Axonemal microtubules are crosslinked to the surrounding plasma membrane at the ciliary base, in the transition zone. Tsou and colleagues have identified a centriole distal-end protein, CEP162, which mediates the association of transition zone components to axonemal microtubules.
Adult mouse subependymal neural stem cells (aNSCs) give rise to neuronal and oligodendroglial progeny. Berninger and colleagues use continuous live imaging and single-cell tracking to demonstrate that single aNSCs isolated from the mouse brain generate exclusively either oligodendrocytes or neurons. They also show that Wnt activation stimulates oligodendrogenic progenitor proliferation without affecting neurogenic clones.
Oligodendrocytes produce myelin in the central nervous system and can regenerate in adults. Brunet and colleagues show that inactivation of SIRT1 deacetylase increases the proliferation of oligodendrocyte progenitors partly by shifting other neural stem cells to this fate. Using genome-wide approaches, they delineate PDGFRα as a critical target of SIRT1 in its negative effects on oligodendrocyte lineage.

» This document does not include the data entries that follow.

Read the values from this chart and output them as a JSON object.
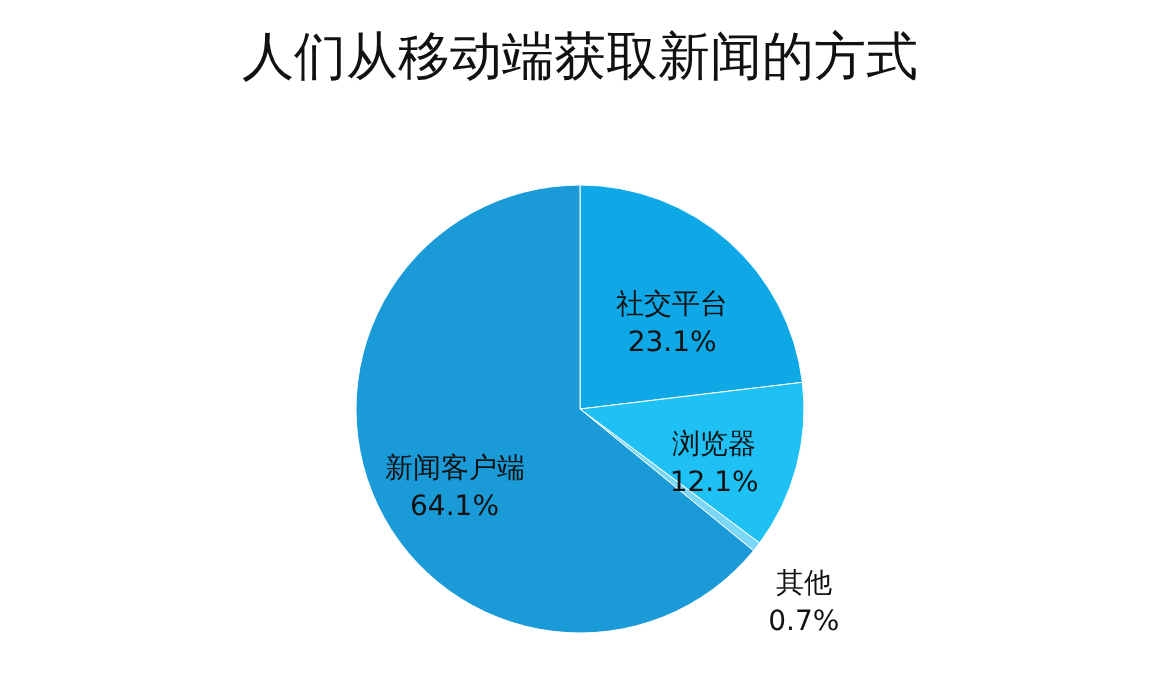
{
  "chart_data": {
    "type": "pie",
    "title": "人们从移动端获取新闻的方式",
    "categories": [
      "社交平台",
      "浏览器",
      "其他",
      "新闻客户端"
    ],
    "values": [
      23.1,
      12.1,
      0.7,
      64.1
    ],
    "value_labels": [
      "23.1%",
      "12.1%",
      "0.7%",
      "64.1%"
    ],
    "colors": [
      "#0fa8e6",
      "#1fc0f4",
      "#7cd6f6",
      "#1a9ad6"
    ],
    "legend": false
  }
}
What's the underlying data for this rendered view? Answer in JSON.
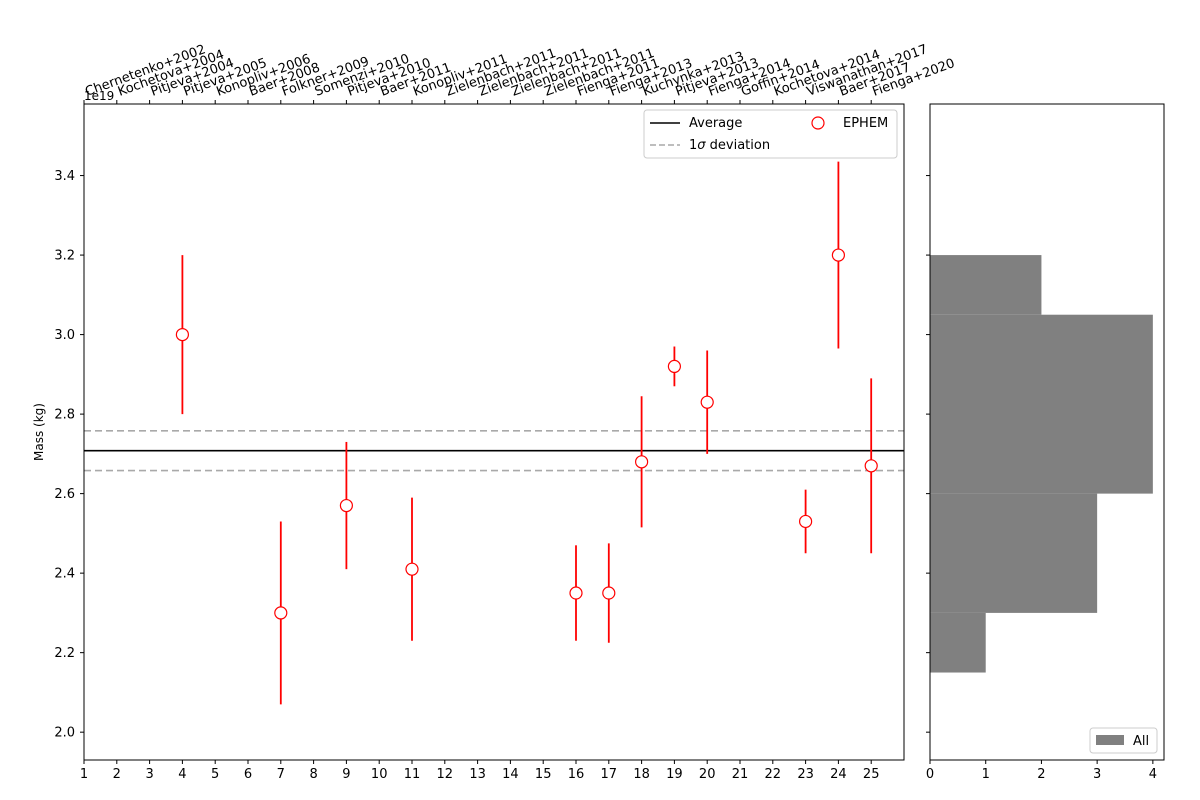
{
  "chart_data": [
    {
      "type": "scatter",
      "ylabel": "Mass (kg)",
      "y_offset_label": "1e19",
      "y_scale": 1e+19,
      "xlim": [
        1,
        26
      ],
      "ylim": [
        1.93,
        3.58
      ],
      "xticks": [
        1,
        2,
        3,
        4,
        5,
        6,
        7,
        8,
        9,
        10,
        11,
        12,
        13,
        14,
        15,
        16,
        17,
        18,
        19,
        20,
        21,
        22,
        23,
        24,
        25
      ],
      "yticks": [
        2.0,
        2.2,
        2.4,
        2.6,
        2.8,
        3.0,
        3.2,
        3.4
      ],
      "ytick_labels": [
        "2.0",
        "2.2",
        "2.4",
        "2.6",
        "2.8",
        "3.0",
        "3.2",
        "3.4"
      ],
      "top_xtick_labels": [
        "Chernetenko+2002",
        "Kochetova+2004",
        "Pitjeva+2004",
        "Pitjeva+2005",
        "Konopliv+2006",
        "Baer+2008",
        "Folkner+2009",
        "Somenzi+2010",
        "Pitjeva+2010",
        "Baer+2011",
        "Konopliv+2011",
        "Zielenbach+2011",
        "Zielenbach+2011",
        "Zielenbach+2011",
        "Zielenbach+2011",
        "Fienga+2011",
        "Fienga+2013",
        "Kuchynka+2013",
        "Pitjeva+2013",
        "Fienga+2014",
        "Goffin+2014",
        "Kochetova+2014",
        "Viswanathan+2017",
        "Baer+2017",
        "Fienga+2020"
      ],
      "series": [
        {
          "name": "EPHEM",
          "color": "#ff0000",
          "marker": "open-circle",
          "points": [
            {
              "x": 4,
              "y": 3.0,
              "err": 0.2
            },
            {
              "x": 7,
              "y": 2.3,
              "err": 0.23
            },
            {
              "x": 9,
              "y": 2.57,
              "err": 0.16
            },
            {
              "x": 11,
              "y": 2.41,
              "err": 0.18
            },
            {
              "x": 16,
              "y": 2.35,
              "err": 0.12
            },
            {
              "x": 17,
              "y": 2.35,
              "err": 0.125
            },
            {
              "x": 18,
              "y": 2.68,
              "err": 0.165
            },
            {
              "x": 19,
              "y": 2.92,
              "err": 0.05
            },
            {
              "x": 20,
              "y": 2.83,
              "err": 0.13
            },
            {
              "x": 23,
              "y": 2.53,
              "err": 0.08
            },
            {
              "x": 24,
              "y": 3.2,
              "err": 0.235
            },
            {
              "x": 25,
              "y": 2.67,
              "err": 0.22
            }
          ]
        }
      ],
      "average": 2.708,
      "sigma_lower": 2.658,
      "sigma_upper": 2.758,
      "legend": {
        "placement": "top-right",
        "items": [
          {
            "label": "Average",
            "style": "solid",
            "color": "#000000"
          },
          {
            "label_prefix": "1",
            "label_symbol": "σ",
            "label_suffix": " deviation",
            "style": "dashed",
            "color": "#a9a9a9"
          },
          {
            "label": "EPHEM",
            "style": "marker",
            "color": "#ff0000"
          }
        ]
      },
      "grid": false
    },
    {
      "type": "bar",
      "orientation": "horizontal",
      "name": "All",
      "color": "#808080",
      "xlim": [
        0,
        4.2
      ],
      "xticks": [
        0,
        1,
        2,
        3,
        4
      ],
      "bins": [
        {
          "from": 2.15,
          "to": 2.3,
          "count": 1
        },
        {
          "from": 2.3,
          "to": 2.6,
          "count": 3
        },
        {
          "from": 2.6,
          "to": 3.05,
          "count": 4
        },
        {
          "from": 3.05,
          "to": 3.2,
          "count": 2
        }
      ],
      "legend": {
        "placement": "bottom-right",
        "items": [
          {
            "label": "All"
          }
        ]
      }
    }
  ]
}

Faessler and colleagues analyse the distinct properties of β1 and αv integrin subclasses, and provide insight into the different protein compositions, signalling activities and contributions to rigidity sensing of adhesion sites anchored by each integrin subtype.

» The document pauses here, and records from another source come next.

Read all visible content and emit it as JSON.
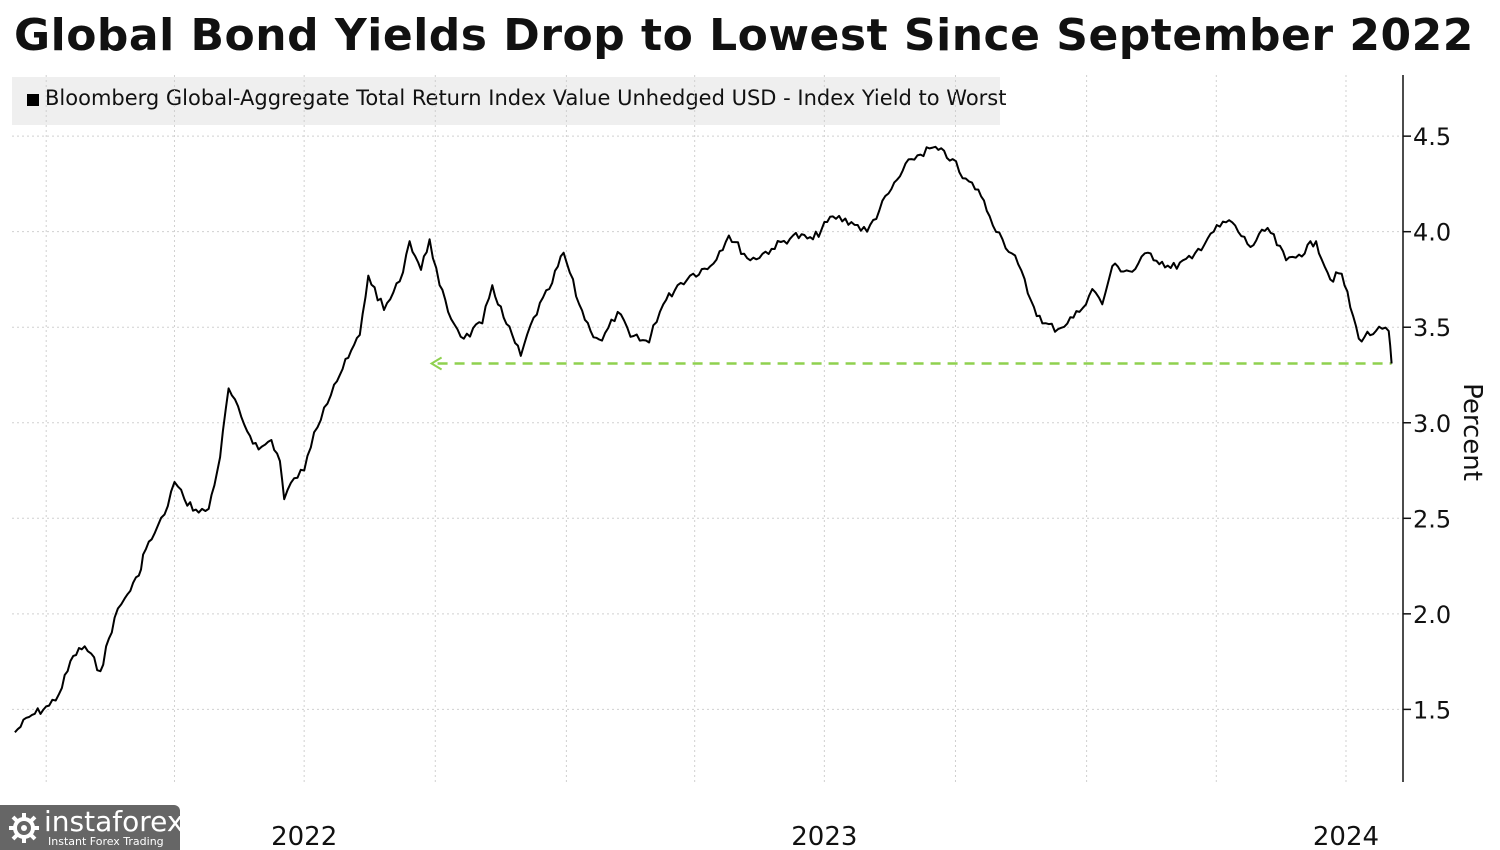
{
  "title": "Global Bond Yields Drop to Lowest Since September 2022",
  "legend": {
    "label": "Bloomberg Global-Aggregate Total Return Index Value Unhedged USD - Index Yield to Worst"
  },
  "watermark": {
    "name": "instaforex",
    "tagline": "Instant Forex Trading"
  },
  "colors": {
    "line": "#000000",
    "reference_line": "#8fd14f",
    "grid": "#d0d0d0",
    "legend_bg": "#efefef"
  },
  "chart_data": {
    "type": "line",
    "title": "Global Bond Yields Drop to Lowest Since September 2022",
    "ylabel": "Percent",
    "y_axis_side": "right",
    "ylim": [
      1.12,
      4.82
    ],
    "yticks": [
      1.5,
      2.0,
      2.5,
      3.0,
      3.5,
      4.0,
      4.5
    ],
    "ytick_labels": [
      "1.5",
      "2.0",
      "2.5",
      "3.0",
      "3.5",
      "4.0",
      "4.5"
    ],
    "xlim": [
      "2021-12-08",
      "2024-08-10"
    ],
    "xtick_labels": [
      {
        "date": "2022-07-01",
        "label": "2022"
      },
      {
        "date": "2023-07-01",
        "label": "2023"
      },
      {
        "date": "2024-07-01",
        "label": "2024"
      }
    ],
    "grid_dates": [
      "2022-01-01",
      "2022-04-01",
      "2022-07-01",
      "2022-10-01",
      "2023-01-01",
      "2023-04-01",
      "2023-07-01",
      "2023-10-01",
      "2024-01-01",
      "2024-04-01",
      "2024-07-01"
    ],
    "grid": true,
    "legend_position": "top-left",
    "reference_line": {
      "value": 3.31,
      "style": "dashed",
      "from": "2022-09-27",
      "to": "2024-08-02",
      "annotation": "lowest since September 2022"
    },
    "series": [
      {
        "name": "Bloomberg Global-Aggregate Total Return Index Value Unhedged USD - Index Yield to Worst",
        "x": [
          "2021-12-10",
          "2021-12-20",
          "2022-01-03",
          "2022-01-10",
          "2022-01-20",
          "2022-01-28",
          "2022-02-08",
          "2022-02-18",
          "2022-02-25",
          "2022-03-07",
          "2022-03-10",
          "2022-03-18",
          "2022-03-25",
          "2022-04-01",
          "2022-04-08",
          "2022-04-18",
          "2022-04-25",
          "2022-05-03",
          "2022-05-09",
          "2022-05-20",
          "2022-05-30",
          "2022-06-08",
          "2022-06-14",
          "2022-06-17",
          "2022-06-24",
          "2022-07-01",
          "2022-07-08",
          "2022-07-15",
          "2022-07-22",
          "2022-08-01",
          "2022-08-09",
          "2022-08-15",
          "2022-08-26",
          "2022-09-06",
          "2022-09-13",
          "2022-09-21",
          "2022-09-27",
          "2022-10-04",
          "2022-10-10",
          "2022-10-21",
          "2022-11-03",
          "2022-11-10",
          "2022-11-18",
          "2022-11-30",
          "2022-12-09",
          "2022-12-20",
          "2022-12-30",
          "2023-01-10",
          "2023-01-18",
          "2023-01-26",
          "2023-02-06",
          "2023-02-15",
          "2023-02-28",
          "2023-03-03",
          "2023-03-10",
          "2023-03-20",
          "2023-03-31",
          "2023-04-12",
          "2023-04-25",
          "2023-05-10",
          "2023-05-25",
          "2023-06-09",
          "2023-06-23",
          "2023-07-07",
          "2023-07-20",
          "2023-07-31",
          "2023-08-15",
          "2023-08-31",
          "2023-09-15",
          "2023-09-29",
          "2023-10-06",
          "2023-10-17",
          "2023-10-25",
          "2023-11-03",
          "2023-11-14",
          "2023-11-23",
          "2023-12-01",
          "2023-12-12",
          "2023-12-27",
          "2024-01-05",
          "2024-01-12",
          "2024-01-19",
          "2024-02-02",
          "2024-02-13",
          "2024-02-29",
          "2024-03-15",
          "2024-03-28",
          "2024-04-10",
          "2024-04-25",
          "2024-05-07",
          "2024-05-20",
          "2024-05-29",
          "2024-06-10",
          "2024-06-20",
          "2024-06-28",
          "2024-07-10",
          "2024-07-22",
          "2024-07-31",
          "2024-08-02"
        ],
        "values": [
          1.38,
          1.46,
          1.52,
          1.58,
          1.78,
          1.83,
          1.7,
          1.98,
          2.08,
          2.2,
          2.31,
          2.42,
          2.52,
          2.69,
          2.6,
          2.53,
          2.55,
          2.82,
          3.18,
          2.99,
          2.86,
          2.91,
          2.8,
          2.6,
          2.71,
          2.75,
          2.95,
          3.08,
          3.2,
          3.34,
          3.46,
          3.77,
          3.59,
          3.74,
          3.95,
          3.8,
          3.96,
          3.72,
          3.58,
          3.44,
          3.52,
          3.72,
          3.55,
          3.35,
          3.55,
          3.7,
          3.89,
          3.62,
          3.48,
          3.43,
          3.58,
          3.45,
          3.42,
          3.51,
          3.62,
          3.72,
          3.78,
          3.82,
          3.98,
          3.85,
          3.91,
          3.98,
          3.96,
          4.08,
          4.05,
          4.0,
          4.2,
          4.38,
          4.44,
          4.38,
          4.28,
          4.22,
          4.08,
          3.96,
          3.83,
          3.64,
          3.52,
          3.49,
          3.58,
          3.7,
          3.62,
          3.82,
          3.79,
          3.89,
          3.81,
          3.86,
          3.99,
          4.06,
          3.92,
          4.02,
          3.85,
          3.88,
          3.95,
          3.75,
          3.78,
          3.44,
          3.48,
          3.48,
          3.31
        ]
      }
    ]
  }
}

Sahai and colleagues report that YAP is required for the establishment and function of cancer-associated fibroblasts. They propose that matrix stiffening promotes Src-mediated activation of YAP in fibroblasts, which is necessary for the cancer-associated fibroblast phenotype and further promotes matrix stiffening in a positive feedback loop.

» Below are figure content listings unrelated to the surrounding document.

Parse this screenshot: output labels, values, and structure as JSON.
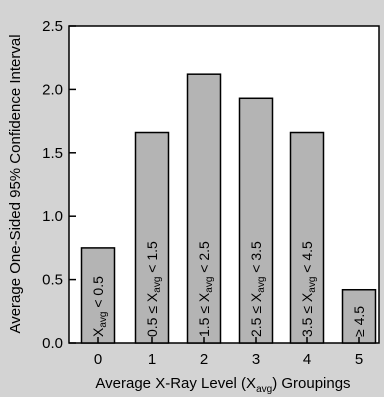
{
  "chart_data": {
    "type": "bar",
    "title": "",
    "xlabel": {
      "base": "Average X-Ray Level (X",
      "sub": "avg",
      "tail": ") Groupings"
    },
    "ylabel": "Average One-Sided 95% Confidence Interval",
    "ylim": [
      0,
      2.5
    ],
    "yticks": [
      "0.0",
      "0.5",
      "1.0",
      "1.5",
      "2.0",
      "2.5"
    ],
    "categories": [
      "0",
      "1",
      "2",
      "3",
      "4",
      "5"
    ],
    "values": [
      0.75,
      1.66,
      2.12,
      1.93,
      1.66,
      0.42
    ],
    "bar_labels": [
      {
        "pre": "X",
        "sub": "avg",
        "post": " < 0.5"
      },
      {
        "pre": "0.5 ≤ X",
        "sub": "avg",
        "post": " < 1.5"
      },
      {
        "pre": "1.5 ≤ X",
        "sub": "avg",
        "post": " < 2.5"
      },
      {
        "pre": "2.5 ≤ X",
        "sub": "avg",
        "post": " < 3.5"
      },
      {
        "pre": "3.5 ≤ X",
        "sub": "avg",
        "post": " < 4.5"
      },
      {
        "pre": "≥ 4.5",
        "sub": "",
        "post": ""
      }
    ],
    "grid": false,
    "colors": {
      "background": "#d3d3d3",
      "plot_background": "#ffffff",
      "bar_fill": "#b4b4b4",
      "bar_stroke": "#000000"
    }
  }
}
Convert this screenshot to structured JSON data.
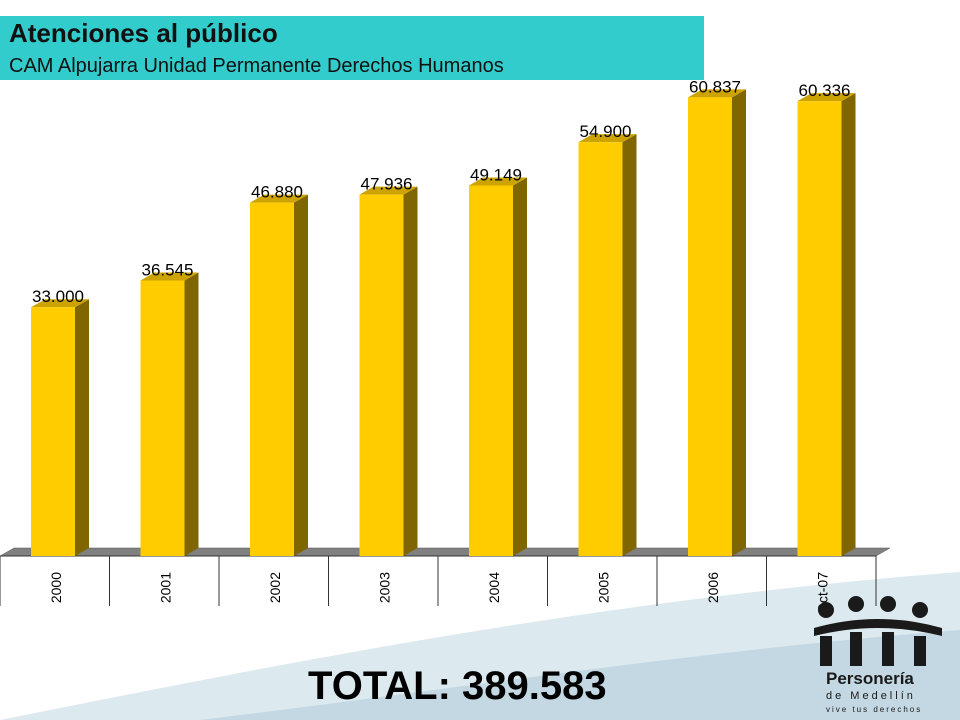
{
  "header": {
    "title": "Atenciones al público",
    "subtitle": "CAM Alpujarra Unidad Permanente Derechos Humanos"
  },
  "chart_data": {
    "type": "bar",
    "categories": [
      "2000",
      "2001",
      "2002",
      "2003",
      "2004",
      "2005",
      "2006",
      "Oct-07"
    ],
    "values": [
      33000,
      36545,
      46880,
      47936,
      49149,
      54900,
      60837,
      60336
    ],
    "value_labels": [
      "33.000",
      "36.545",
      "46.880",
      "47.936",
      "49.149",
      "54.900",
      "60.837",
      "60.336"
    ],
    "ylim": [
      0,
      65000
    ],
    "grid": false,
    "legend": "none",
    "colors": {
      "bar_front": "#ffcc00",
      "bar_side": "#806600",
      "bar_top": "#cca300",
      "floor": "#808080"
    }
  },
  "footer": {
    "total": "TOTAL: 389.583"
  },
  "logo": {
    "line1": "Personería",
    "line2": "de Medellín",
    "line3": "vive tus derechos"
  }
}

Ballabio and colleagues report that the transcription factor TFEB, which has a known role in autophagy, is induced by starvation and promotes transcription of PGC1α and PPARα. Intriguingly, targeted expression of TFEB in the liver blocks the development of metabolic syndrome in mouse models of obesity.
Brown adipose cells contribute to body temperature maintenance by converting lipids and glucose into heat, and can be found in white adipose tissue. Wolfrum and colleagues find a population of cells in white adipose tissue that can adopt brown or white characteristics in response to cold.
During fasting, cellular lipophagy is activated and lipid stores are catabolized. O’Rourke and Ruvkun identify two metabolic transcriptional regulators, MXL-3 and HLH-30, which orchestrate the adaptive response to fasting by modulating the expression of lysosomal lipases and autophagy genes. In addition, they show that these regulators can influence C. elegans aging.
Longmore and colleagues show that in cancer cells that have undergone epithelial-to-mesenchymal transition (EMT), activation of the collagen I receptor DDR2 results in ERK2-dependent maintenance of the protein levels and activity of the EMT inducer SNAIL1, thus facilitating cancer cell invasion and metastasis.
Howard and colleagues demonstrate that the XMAP215 and EB1 microtubule plus-end binding proteins synergistically promote microtubule growth in vitro, at rates comparable to those measured in cells.
For double-strand breaks to be repaired by homologous recombination, the homologous template must be in the nuclear space. By elegant genetic manipulation of yeast chromosomes, Kupiec and colleagues show that nuclear organization influences repair efficiency.
Human embryonic stem cells contain 5-hydroxymethylcytosine (5hmC) generated by the TET enzyme. Jin and colleagues show that TET1 increases 5hmC levels during reprogramming to human inducible pluripotent stem cells, and although this change is critical for optimal epigenetic reprogramming, it does not compromise primed pluripotency.